Unfairly targeted

Monday 2nd August 2010


The battle for better rights for people with disabilities has made significant progress.

The Disability Discrimination Act in 1995 was a landmark piece of legislation which, amongst other

things, ensured adaptations were made to public buildings to allow wheelchair access.

 More recently, the ‘Barred’ campaign resulted in new laws which ensured better access to pubs and clubs.

And I was proud to play my part as a committee convener when the Disabled Parking Bill was being scrutinised and passed by the Scottish Parliament.

Under these changes, disabled parking bays went from being advisory to enforceable and meant fines for those taking up disabled spaces without a blue badge.

Taking a disabled space when you are not eligible is unacceptable and I am glad that blue badge holders are starting to get the benefit of this.

But there is still much more that has to be done and an unwelcome setback has now emerged.

The latest proposals from the Scottish Government are aimed at those who have a blue badge but aren’t really eligible for them.

To weed these people out, they want to force blue badge holders to undergo independent medial assessment.

Understandably, these plans have met fierce criticism from disability rights groups, who feel they are being unfairly targeted.

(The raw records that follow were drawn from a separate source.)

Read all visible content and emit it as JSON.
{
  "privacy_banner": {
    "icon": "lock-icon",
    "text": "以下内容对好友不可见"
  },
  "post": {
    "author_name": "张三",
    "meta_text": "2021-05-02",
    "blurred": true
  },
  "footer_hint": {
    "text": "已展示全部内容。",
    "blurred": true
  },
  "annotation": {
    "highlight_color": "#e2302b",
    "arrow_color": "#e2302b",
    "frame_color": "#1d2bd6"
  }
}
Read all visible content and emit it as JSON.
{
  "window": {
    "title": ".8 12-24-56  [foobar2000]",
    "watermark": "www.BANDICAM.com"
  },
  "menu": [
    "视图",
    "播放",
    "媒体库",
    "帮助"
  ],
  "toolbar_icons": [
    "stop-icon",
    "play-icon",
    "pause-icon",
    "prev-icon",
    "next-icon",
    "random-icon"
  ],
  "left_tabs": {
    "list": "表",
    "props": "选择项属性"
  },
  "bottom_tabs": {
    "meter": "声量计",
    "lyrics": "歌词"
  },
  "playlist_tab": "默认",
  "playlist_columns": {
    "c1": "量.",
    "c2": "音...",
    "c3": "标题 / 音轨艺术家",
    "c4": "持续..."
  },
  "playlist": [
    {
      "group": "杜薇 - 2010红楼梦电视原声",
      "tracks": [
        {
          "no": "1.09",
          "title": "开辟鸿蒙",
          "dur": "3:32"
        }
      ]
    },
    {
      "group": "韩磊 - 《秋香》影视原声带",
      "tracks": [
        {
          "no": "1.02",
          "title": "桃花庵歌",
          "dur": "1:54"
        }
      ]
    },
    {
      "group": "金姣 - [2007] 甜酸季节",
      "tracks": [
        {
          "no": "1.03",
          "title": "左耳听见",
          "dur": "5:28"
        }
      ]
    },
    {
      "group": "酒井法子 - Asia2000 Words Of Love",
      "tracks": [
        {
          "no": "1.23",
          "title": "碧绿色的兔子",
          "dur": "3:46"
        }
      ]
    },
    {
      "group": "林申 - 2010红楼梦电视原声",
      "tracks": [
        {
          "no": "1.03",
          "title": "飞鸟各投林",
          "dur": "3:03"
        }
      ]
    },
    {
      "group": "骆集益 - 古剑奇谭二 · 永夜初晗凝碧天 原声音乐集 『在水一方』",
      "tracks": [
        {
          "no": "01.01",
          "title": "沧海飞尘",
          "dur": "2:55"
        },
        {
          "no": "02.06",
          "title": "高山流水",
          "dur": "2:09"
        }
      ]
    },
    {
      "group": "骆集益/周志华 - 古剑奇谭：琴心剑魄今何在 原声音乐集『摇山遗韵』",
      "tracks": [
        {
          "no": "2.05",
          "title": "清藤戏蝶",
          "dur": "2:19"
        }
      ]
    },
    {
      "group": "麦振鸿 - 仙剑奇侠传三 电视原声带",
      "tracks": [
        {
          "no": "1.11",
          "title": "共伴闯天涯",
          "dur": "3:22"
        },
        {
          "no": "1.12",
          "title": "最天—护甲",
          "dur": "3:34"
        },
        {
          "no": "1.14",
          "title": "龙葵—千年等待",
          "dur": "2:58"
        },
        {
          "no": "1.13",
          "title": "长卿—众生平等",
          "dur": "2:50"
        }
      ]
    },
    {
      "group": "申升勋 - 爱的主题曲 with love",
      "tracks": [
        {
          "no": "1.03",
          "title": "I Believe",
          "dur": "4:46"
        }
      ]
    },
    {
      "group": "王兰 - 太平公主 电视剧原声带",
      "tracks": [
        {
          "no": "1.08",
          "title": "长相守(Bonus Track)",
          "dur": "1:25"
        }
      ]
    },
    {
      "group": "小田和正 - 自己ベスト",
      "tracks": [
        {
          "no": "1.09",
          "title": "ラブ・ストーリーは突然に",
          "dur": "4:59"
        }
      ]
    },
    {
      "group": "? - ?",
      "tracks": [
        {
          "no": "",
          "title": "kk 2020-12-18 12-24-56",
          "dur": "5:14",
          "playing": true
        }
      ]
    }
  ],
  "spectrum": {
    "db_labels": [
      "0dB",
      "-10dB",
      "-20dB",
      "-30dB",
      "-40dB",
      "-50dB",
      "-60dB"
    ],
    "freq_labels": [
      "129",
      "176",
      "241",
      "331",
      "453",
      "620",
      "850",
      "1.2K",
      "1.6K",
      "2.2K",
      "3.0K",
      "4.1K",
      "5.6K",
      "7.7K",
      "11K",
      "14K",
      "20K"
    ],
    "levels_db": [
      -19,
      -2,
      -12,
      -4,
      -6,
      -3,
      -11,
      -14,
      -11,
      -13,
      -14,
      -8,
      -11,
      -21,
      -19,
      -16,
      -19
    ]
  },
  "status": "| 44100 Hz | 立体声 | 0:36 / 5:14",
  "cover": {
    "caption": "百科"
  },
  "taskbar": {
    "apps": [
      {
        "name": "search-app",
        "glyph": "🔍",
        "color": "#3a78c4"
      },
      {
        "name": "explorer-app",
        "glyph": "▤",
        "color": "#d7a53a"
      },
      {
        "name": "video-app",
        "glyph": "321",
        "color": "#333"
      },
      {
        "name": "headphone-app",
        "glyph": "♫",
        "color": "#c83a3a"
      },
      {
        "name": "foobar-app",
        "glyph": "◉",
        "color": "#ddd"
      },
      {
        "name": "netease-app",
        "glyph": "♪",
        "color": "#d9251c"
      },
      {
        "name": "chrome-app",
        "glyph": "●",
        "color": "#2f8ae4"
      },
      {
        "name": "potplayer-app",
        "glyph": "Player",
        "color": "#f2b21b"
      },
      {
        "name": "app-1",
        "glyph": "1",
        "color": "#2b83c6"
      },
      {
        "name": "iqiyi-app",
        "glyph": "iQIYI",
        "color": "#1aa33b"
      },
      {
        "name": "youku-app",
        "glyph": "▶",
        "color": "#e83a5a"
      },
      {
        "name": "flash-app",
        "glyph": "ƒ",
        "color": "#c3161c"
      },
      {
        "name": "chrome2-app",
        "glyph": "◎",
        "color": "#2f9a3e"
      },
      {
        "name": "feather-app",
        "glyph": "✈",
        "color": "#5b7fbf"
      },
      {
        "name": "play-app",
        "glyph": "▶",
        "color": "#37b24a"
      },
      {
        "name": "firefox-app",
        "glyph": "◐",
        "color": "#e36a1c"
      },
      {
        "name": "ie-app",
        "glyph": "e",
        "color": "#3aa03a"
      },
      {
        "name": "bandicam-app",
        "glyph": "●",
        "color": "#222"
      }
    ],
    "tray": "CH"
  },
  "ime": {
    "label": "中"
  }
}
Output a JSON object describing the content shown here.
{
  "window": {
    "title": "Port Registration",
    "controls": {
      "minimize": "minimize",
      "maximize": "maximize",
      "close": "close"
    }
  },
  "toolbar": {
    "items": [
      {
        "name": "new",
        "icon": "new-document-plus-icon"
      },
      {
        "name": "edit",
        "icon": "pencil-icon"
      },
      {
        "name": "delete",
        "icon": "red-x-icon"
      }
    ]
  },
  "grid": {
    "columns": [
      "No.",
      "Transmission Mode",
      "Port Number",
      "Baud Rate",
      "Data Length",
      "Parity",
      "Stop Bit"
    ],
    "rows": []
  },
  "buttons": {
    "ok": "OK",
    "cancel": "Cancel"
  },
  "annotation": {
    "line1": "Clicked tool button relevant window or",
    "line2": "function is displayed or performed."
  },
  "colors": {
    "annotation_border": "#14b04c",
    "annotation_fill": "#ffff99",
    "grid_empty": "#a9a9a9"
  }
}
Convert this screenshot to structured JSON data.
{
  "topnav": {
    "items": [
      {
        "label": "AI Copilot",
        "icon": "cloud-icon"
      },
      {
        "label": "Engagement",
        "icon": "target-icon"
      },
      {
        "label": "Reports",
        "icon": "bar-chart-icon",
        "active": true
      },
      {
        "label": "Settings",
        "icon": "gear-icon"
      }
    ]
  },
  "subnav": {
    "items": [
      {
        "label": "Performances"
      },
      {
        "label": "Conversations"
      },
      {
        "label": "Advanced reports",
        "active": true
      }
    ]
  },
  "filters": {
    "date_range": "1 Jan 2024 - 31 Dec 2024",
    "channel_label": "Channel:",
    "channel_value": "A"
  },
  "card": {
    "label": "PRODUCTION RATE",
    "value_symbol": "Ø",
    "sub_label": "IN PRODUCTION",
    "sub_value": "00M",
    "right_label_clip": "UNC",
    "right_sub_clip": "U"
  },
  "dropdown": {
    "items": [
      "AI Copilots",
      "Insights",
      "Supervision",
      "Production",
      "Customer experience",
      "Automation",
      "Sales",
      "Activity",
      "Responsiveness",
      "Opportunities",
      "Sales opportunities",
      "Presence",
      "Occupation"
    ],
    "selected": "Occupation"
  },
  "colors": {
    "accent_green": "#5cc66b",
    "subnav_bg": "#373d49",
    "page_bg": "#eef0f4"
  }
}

I firmly believe there has to be a system of checks and balances to ensure this scheme isn’t abused by people who like the idea of convenient parking.

I want to see those people caught and punished appropriately.

But asking disabled people to prove their eligibility is a step too far and I will be strongly opposing these measures.

While it is important that we make this scheme work, we shouldn’t punish those we are supposed to be helping.